US Issues Alert Over Chinese Melamine

The U.S. Food and Drug Administration has issued an alert after discovering melamine and cyanuric acid in Chinese food imports:

The new alert from the US Food and Drug Administration (FDA) covers a range of Chinese products including drinks, sweets, baby and pet food.

It also allows US inspectors to seize any Chinese products suspected of being contaminated.

Any food items from China that contain milk will be stopped at the border and tested by U.S. authorities:

Companies in the United States have recalled several products, including nondairy creamer and a type of candy, which are primarily sold in Asian markets, because of melamine concerns but to date the contamination here was not thought to be widespread.

“We’re taking this action because it’s the right thing to do for the public health,” said Steven Solomon, an FDA deputy associate commissioner…

The FDA routinely blocks imports of individual food products, but it is rare for the agency to block an entire category of foods from a particular country. Last year, the FDA blocked five types of farm-raised seafood as well as vegetable protein from China because of repeated instances of contamination from unapproved animal drugs and food additives.

The Chinese government is still trying to repair domestic and international faith in Chinese food products.  Earlier this month, two milk inspectors for Mengniu, one of China’s largest dairy companies, were badly beaten during a safety check at one of their supplier’s:

“According to an initial analysis, this incident was triggered by (Li’s) [the inspector’s] decision that this truck’s milk was not in compliance,” it quoted an unnamed Mengniu official as saying.

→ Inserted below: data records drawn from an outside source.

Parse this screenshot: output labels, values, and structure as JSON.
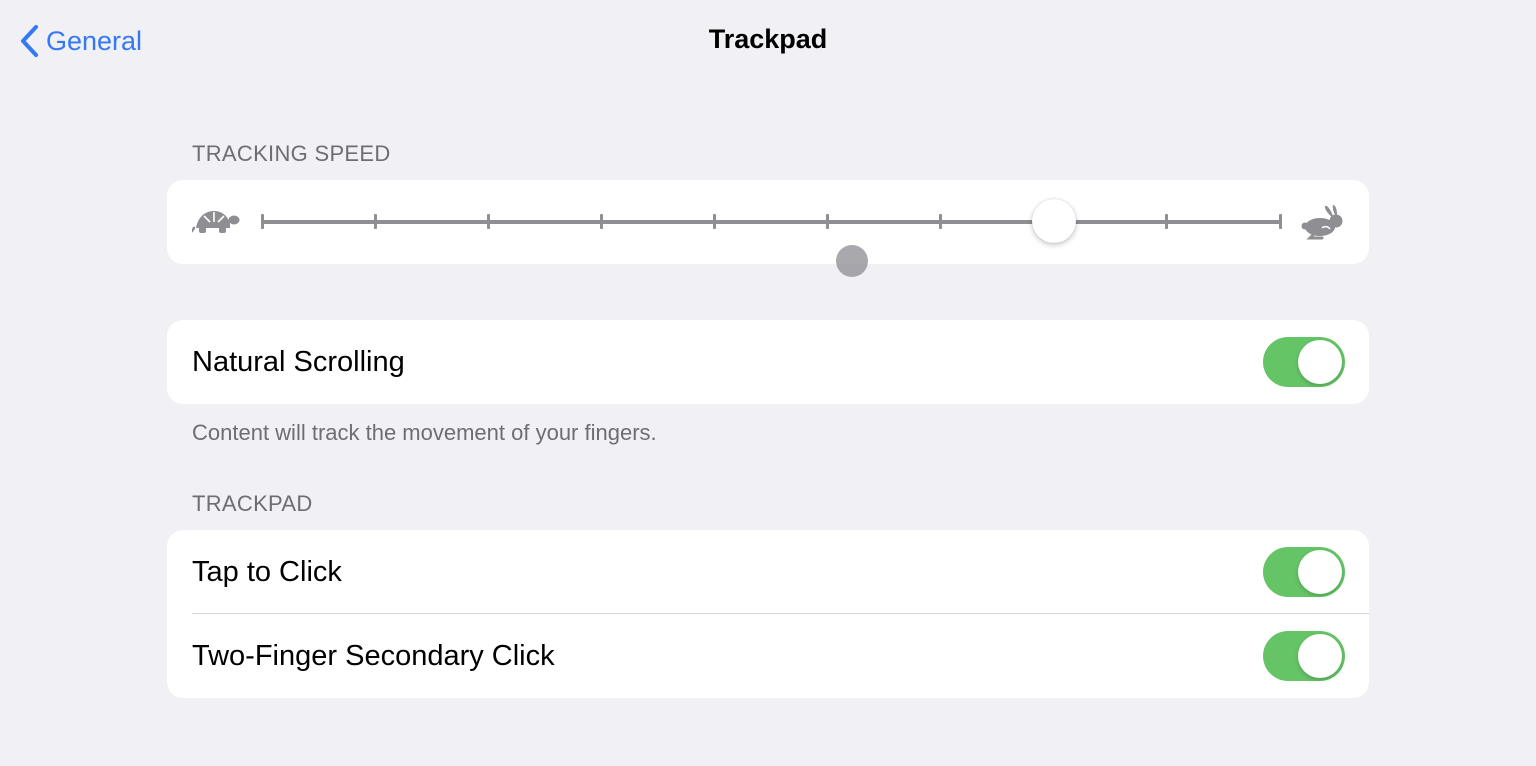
{
  "nav": {
    "back_label": "General",
    "title": "Trackpad"
  },
  "tracking_speed": {
    "header": "TRACKING SPEED",
    "slider_steps": 10,
    "slider_value_index": 7,
    "min_icon": "turtle-icon",
    "max_icon": "rabbit-icon"
  },
  "natural_scrolling": {
    "label": "Natural Scrolling",
    "on": true,
    "footer": "Content will track the movement of your fingers."
  },
  "trackpad_section": {
    "header": "TRACKPAD",
    "items": [
      {
        "label": "Tap to Click",
        "on": true
      },
      {
        "label": "Two-Finger Secondary Click",
        "on": true
      }
    ]
  },
  "colors": {
    "accent": "#3478f6",
    "toggle_on": "#65c466",
    "background": "#f0f0f5"
  }
}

Li and another inspector, Zhang Liwei, were set on by a group of about five club-wielding men as they left work later that day.  Li was badly beaten, suffering numerous injuries over his body, including fractured vertebra, and was in a coma for “a long time”, [the China Youth Daily] said, without specifying Li’s current condition.  Neither victim could identify the milk supplier nor the attackers as both inspectors had only recently been rotated to Tangshan.

Police were investigating, the paper said.

An op-ed in the International Herald Tribune looks at China’s melamine crisis from the perspective of American agriculture:

For all the outrage about Chinese melamine, what American consumers and government agencies have studiously failed to scrutinize is the place of melamine in America’s own food system. In casting stones, we’ve forgotten that our house has its own exposed glass.

To be sure, in China some food manufacturers deliberately added melamine to products to increase profits. Makers of baby formula, for example, watered down their product, lowering the amount of protein and nutrients, then added melamine, which is cheap and fools tests measuring protein levels.

But melamine is also integral to the material life of any industrialized society. It’s a common ingredient in cleaning products, waterproof plywood, plastic compounds, cement, ink and fire-retardant paint. Chemical plants throughout the United States produce millions of pounds of melamine a year.